There was a recurring them in the reaction from nurses’ unions about where the government announcement comes up short, and if you’ve been following the labour debate in the healthcare sector it should come as no surprise where the sticking point is.
“If the Premier is serious about bolstering our health workforce, he needs to repeal Bill 124 immediately – no more excuses,” said Cathryn Hoy, president of the Ontario Nurses’ Association. “Nurses across the province are angry at once again being thrown crumbs by this government, instead of meaningful solutions to the health staffing crisis. Premier Ford’s exclusionary bonus doesn’t begin to address the issues fuelling Ontario’s health workforce crisis and hurting patient care.”
“Almost every health care worker in the province continues to work under emergency orders that supersede their rights under their collective agreement, with no end in sight. They can be subjected to schedule changes, cancelled vacation and reassignment at a moment’s notice,” said Katha Fortier, assistant to the national president of Unifor. “Bill 124 and temporary bonuses for some, do nothing for the morale of these dedicated workers who make up a significant part of the team that provides great health care every single day.”
“What health care workers want is to be able to bargain wages that reflect their contribution and the significant inflation they are facing. They would like to be able to bargain psychological supports. None of this is possible because of Bill 124,” added Michael Hurley, president of the Ontario Council of Hospital Unions under CUPE.

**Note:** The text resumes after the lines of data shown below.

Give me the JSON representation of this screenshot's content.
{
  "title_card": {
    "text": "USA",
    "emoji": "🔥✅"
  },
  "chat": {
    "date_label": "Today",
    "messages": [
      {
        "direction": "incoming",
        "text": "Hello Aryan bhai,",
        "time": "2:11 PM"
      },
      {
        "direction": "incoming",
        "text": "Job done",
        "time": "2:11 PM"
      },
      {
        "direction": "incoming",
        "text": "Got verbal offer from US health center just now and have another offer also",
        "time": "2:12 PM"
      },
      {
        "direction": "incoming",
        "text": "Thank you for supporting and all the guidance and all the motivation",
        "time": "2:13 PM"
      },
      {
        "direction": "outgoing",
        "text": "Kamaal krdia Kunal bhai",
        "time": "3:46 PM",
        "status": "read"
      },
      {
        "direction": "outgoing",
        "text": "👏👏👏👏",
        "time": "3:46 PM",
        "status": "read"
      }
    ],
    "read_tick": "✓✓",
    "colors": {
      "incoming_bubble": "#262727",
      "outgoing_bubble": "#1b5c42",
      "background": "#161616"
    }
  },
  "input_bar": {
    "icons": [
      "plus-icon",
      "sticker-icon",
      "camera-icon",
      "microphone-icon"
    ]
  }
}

“Ad hoc gestures like one time retention bonuses don’t raise the base rates and aren’t pensionable. They don’t apply to everyone and leave all of the other health care workers feeling unvalued. It’s time for the government to stop patronizing health care workers and let them bargain,” Hurley added.
Reaction from the sector was also echoed by Ontario’s opposition leaders.
“There are so few nurses on every shift, they’re always run off their feet. Doug Ford must revoke his low-wage policy, Bill 124, immediately and show nurses the respect they deserve,” said Official Opposition leader Andrea Horwath. “Today’s announcement by the Ford government is nowhere near what nurses deserve. It’s an insult that Doug Ford is turning a retention bonus into an election gimmick.”
“Doug Ford can’t spend years attacking Nurses, capping their pay, and turning his back on them when things got tough, then expect a free pass by handing out a one-time cheque right before an election” added Liberal leader Steven Del Duca. “Failed Conservative leadership has left the nursing profession, including in home care and long-term care, bleeding staff even as we continue to see glaring problems with hospital and long-term care capacity due to staffing shortages.”
Guelph MPP and Green Party leader Mike Schreiner address the broader issues of labour in healthcare just a few weeks ago in the legislature.
“The healthcare system is hanging on by a thread. Nurses are leaving the profession because of poor working conditions. I’m calling on the Premier to do the right thing, show nurses the respect they deserve, and repeal Bill 124 immediately,” Schreiner said. “It is ridiculous that the government is still attacking nurses with legislation that caps their compensation and suppresses their right to collective bargaining.”